Are you an At-Will Employee?
Most states recognized some type of at-will employment. If you are an hourly employee not under an employment contract, you are not entitled to hours. Many employers choose to offer zero-hour schedules instead of formally terminating an employee. Practically speaking, the outcome of either situation is the same.
If your employer refuses to schedule you, it is no different than being fired. The term for this status is “constructively discharged.” While the approach to being terminated is frustrating, there is little you can do about it as an at-will employee.
There are only limited situations where you could have recourse for having your hours reduced. When your reduction of hours effectively terminates your employment, it could violate the terms of an employment agreement.
If you are not under contract, your options are even more limited. These options are based entirely on the laws of your state. Some states give employees zero recourse when they are terminated. Others allow for a wrongful termination lawsuit if the firing goes against public policy. There are also states that recognize implied contracts for employment. When certain conditions are met, workers in these states are protected from unreasonable termination. The reduction to zero hours could qualify as termination in those states.
See Also: Does Getting Fired Go On Your Record?
Can I Get Unemployment Benefits?
Some employers reduce hours to zero instead of firing employees in the hopes that it prevents unemployment claims. Regardless of what an employer says, this will not prevent you from receiving benefits. The only requirement for unemployment benefits is having zero earnings while not being offered any hours.

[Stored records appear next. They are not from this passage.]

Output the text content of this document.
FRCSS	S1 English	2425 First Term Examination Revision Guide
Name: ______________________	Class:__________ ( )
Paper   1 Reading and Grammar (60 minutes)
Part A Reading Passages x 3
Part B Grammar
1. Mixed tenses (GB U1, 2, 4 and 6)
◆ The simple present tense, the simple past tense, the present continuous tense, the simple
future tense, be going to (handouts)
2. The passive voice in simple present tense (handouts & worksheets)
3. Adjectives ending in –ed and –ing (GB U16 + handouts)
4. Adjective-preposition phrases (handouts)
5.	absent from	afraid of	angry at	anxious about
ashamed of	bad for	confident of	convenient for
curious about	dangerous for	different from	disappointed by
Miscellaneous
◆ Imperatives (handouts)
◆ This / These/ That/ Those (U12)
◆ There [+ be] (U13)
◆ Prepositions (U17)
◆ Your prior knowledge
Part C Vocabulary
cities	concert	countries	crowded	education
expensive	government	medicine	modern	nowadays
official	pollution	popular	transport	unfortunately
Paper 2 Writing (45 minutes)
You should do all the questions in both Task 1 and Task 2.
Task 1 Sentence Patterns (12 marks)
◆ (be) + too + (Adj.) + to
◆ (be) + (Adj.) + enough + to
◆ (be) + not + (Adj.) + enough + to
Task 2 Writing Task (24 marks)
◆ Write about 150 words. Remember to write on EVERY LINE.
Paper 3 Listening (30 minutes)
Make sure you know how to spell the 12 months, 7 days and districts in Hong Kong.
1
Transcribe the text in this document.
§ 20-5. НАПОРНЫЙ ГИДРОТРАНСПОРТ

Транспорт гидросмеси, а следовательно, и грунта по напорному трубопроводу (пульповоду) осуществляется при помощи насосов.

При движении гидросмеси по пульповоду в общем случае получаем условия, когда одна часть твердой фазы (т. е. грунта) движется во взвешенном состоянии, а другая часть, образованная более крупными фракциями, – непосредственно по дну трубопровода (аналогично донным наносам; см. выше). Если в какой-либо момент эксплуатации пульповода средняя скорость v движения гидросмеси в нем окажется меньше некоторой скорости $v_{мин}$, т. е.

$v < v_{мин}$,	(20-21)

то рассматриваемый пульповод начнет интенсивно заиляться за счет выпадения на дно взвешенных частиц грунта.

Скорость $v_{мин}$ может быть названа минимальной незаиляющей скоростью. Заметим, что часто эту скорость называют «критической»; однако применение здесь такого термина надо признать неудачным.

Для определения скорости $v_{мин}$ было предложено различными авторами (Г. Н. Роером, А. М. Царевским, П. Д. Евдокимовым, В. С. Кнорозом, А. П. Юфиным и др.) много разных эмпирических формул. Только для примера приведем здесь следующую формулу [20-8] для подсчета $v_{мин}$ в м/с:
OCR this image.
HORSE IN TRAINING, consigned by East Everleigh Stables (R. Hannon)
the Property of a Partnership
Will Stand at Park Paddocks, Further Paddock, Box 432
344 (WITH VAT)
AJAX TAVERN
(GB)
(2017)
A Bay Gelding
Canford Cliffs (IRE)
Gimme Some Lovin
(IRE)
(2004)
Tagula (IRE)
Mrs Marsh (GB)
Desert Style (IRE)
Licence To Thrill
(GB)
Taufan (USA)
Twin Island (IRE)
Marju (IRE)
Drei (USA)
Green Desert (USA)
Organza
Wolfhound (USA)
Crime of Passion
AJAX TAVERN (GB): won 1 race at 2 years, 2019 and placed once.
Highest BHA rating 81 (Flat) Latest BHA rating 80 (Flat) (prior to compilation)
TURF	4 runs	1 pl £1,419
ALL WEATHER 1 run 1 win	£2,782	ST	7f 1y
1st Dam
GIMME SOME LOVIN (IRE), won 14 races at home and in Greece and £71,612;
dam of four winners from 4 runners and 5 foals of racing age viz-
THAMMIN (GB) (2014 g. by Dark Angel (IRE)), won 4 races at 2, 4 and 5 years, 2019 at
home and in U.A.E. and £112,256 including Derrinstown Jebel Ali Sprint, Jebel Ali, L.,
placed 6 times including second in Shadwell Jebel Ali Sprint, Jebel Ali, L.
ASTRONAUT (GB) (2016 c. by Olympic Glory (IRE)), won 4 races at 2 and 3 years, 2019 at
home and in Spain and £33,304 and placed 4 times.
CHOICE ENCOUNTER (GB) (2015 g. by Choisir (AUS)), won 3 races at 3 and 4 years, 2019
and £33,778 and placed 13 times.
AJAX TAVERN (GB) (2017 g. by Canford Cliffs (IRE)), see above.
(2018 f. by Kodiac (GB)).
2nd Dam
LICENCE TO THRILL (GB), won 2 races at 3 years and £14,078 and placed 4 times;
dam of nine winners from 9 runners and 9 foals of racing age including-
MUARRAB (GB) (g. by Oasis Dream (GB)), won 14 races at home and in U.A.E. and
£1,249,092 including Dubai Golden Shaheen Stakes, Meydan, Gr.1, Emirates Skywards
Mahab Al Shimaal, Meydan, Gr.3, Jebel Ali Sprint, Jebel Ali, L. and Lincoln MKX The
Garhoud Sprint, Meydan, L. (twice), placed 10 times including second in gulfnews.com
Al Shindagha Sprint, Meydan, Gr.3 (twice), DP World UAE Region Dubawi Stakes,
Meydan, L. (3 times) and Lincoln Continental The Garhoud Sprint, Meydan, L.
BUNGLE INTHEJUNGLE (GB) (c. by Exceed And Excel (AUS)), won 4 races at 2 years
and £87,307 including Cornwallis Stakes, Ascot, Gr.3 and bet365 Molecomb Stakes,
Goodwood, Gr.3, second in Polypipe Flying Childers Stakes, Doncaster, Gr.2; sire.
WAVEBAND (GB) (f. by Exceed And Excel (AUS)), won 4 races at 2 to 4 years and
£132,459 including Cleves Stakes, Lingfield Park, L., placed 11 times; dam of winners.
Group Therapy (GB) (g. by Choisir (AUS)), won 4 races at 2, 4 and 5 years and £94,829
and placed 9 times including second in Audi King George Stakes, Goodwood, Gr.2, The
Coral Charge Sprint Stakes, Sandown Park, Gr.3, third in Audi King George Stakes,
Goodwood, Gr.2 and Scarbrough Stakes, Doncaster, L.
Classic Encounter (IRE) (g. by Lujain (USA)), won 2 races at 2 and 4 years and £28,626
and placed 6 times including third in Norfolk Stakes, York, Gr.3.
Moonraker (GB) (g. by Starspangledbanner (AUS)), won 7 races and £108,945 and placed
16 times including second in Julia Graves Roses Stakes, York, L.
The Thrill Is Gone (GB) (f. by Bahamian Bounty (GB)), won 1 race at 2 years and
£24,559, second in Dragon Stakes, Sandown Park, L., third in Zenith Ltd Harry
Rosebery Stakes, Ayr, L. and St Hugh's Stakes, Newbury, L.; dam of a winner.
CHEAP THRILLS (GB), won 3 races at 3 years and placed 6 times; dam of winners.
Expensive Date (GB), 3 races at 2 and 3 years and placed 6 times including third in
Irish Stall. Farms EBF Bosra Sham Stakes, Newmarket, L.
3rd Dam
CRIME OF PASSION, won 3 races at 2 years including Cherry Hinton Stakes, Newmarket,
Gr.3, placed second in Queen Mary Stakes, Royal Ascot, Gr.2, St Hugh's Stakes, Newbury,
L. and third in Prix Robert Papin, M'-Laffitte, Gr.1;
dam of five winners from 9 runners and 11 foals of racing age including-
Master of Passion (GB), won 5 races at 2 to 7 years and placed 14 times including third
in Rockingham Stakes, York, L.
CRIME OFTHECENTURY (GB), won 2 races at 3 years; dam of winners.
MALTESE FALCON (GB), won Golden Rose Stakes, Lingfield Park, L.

Even though you have not technically been fired, having your hours cut to zero is enough to qualify. In most states, you can file for unemployment after only a week without hours. Unemployment benefits do not depend on your having a job. Your eligibility is based on whether you are working.
The Answers Vary State-by-State
These issues can vary across state lines. The specific rules regarding the termination of your employment and your eligibility for unemployment depend on the laws of your state. As always, speak to an attorney to learn about your rights.